Textthemen, Bildsprache und sinngemäße Übersetzung

Der Text erzählt nicht linear „das Leben von Elvis Presley“. Stattdessen verwendet er verdichtete Bilder. Dazu gehören der amerikanische Süden, Hitze und Landschaft, Jugendlichkeit, Bühnencharisma, Fanbegeisterung, religiös aufgeladene Verehrung und die Erinnerung an einen früh verstorbenen Star. Das lyrische Verfahren ähnelt einer Montage: Einzelbilder werden so verbunden, dass ein Mythos entsteht.

Die sinngemäße deutsche Deutung lautet: Ein junger Sänger aus dem Süden wird durch seinen Klang, seine Ausstrahlung und seine Bühnenwirkung zum Symbol einer neuen Musikkultur. Menschen erleben diese Musik fast wie eine Glaubenserfahrung. Rückblickend mischen sich Bewunderung, Sinnlichkeit, Nostalgie und Trauer.

Diese Paraphrase ersetzt bewusst keine vollständige Übersetzung. Eine vollständige oder nahezu vollständige Übersetzung geschützter Lyrics würde denselben Textinhalt in anderer Sprache reproduzieren und ist daher hier nicht vorgesehen.


Bildsprache untersuchen

„Schwarzer Samt“ verbindet mehrere Wahrnehmungsebenen: eine dunkle Farbe, eine weiche Oberfläche, etwas Kostbares und etwas Bühnenhaftes. Dadurch kann die Wendung zugleich Sinnlichkeit und Erinnerung markieren. Der Text nutzt außerdem religiöse Metaphorik, um die gesellschaftliche Wirkung des Rock ’n’ Roll zu überhöhen. Gerade diese Mischung macht aus einer historischen Referenz eine emotionale Erzählung.

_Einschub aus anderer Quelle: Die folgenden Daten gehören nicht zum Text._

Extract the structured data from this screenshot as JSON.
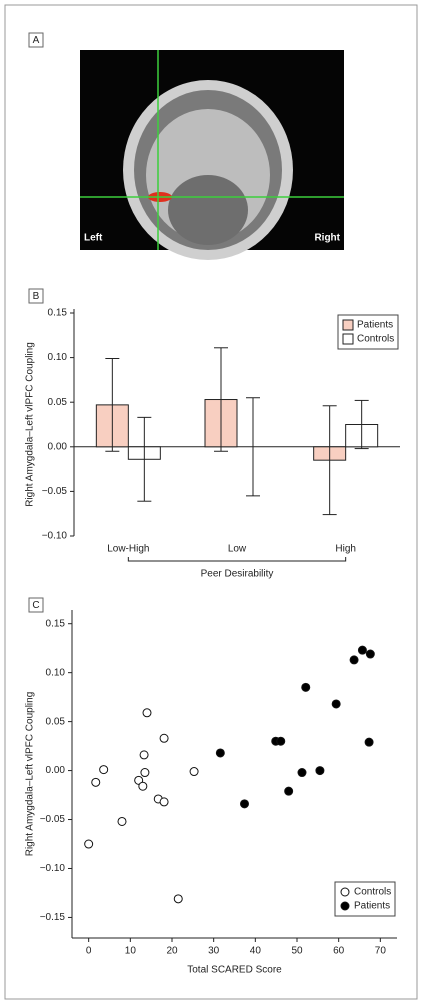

Eine gute Interpretation unterscheidet dabei drei Ebenen: Was steht tatsächlich im Text? Was ist historisch belegt? Was ist eine plausible Deutung? Diese Trennung schützt vor dem häufigen Fehler, jede poetische Metapher als biografischen Tatsachenbericht zu lesen.


Aufnahme, Veröffentlichung und physisches Medium

Eine neutrale, gemeinfreie Vinyl-Abbildung zur Veranschaulichung physischer Tonträger. Sie zeigt nicht die originale Black-Velvet-Veröffentlichung.[13]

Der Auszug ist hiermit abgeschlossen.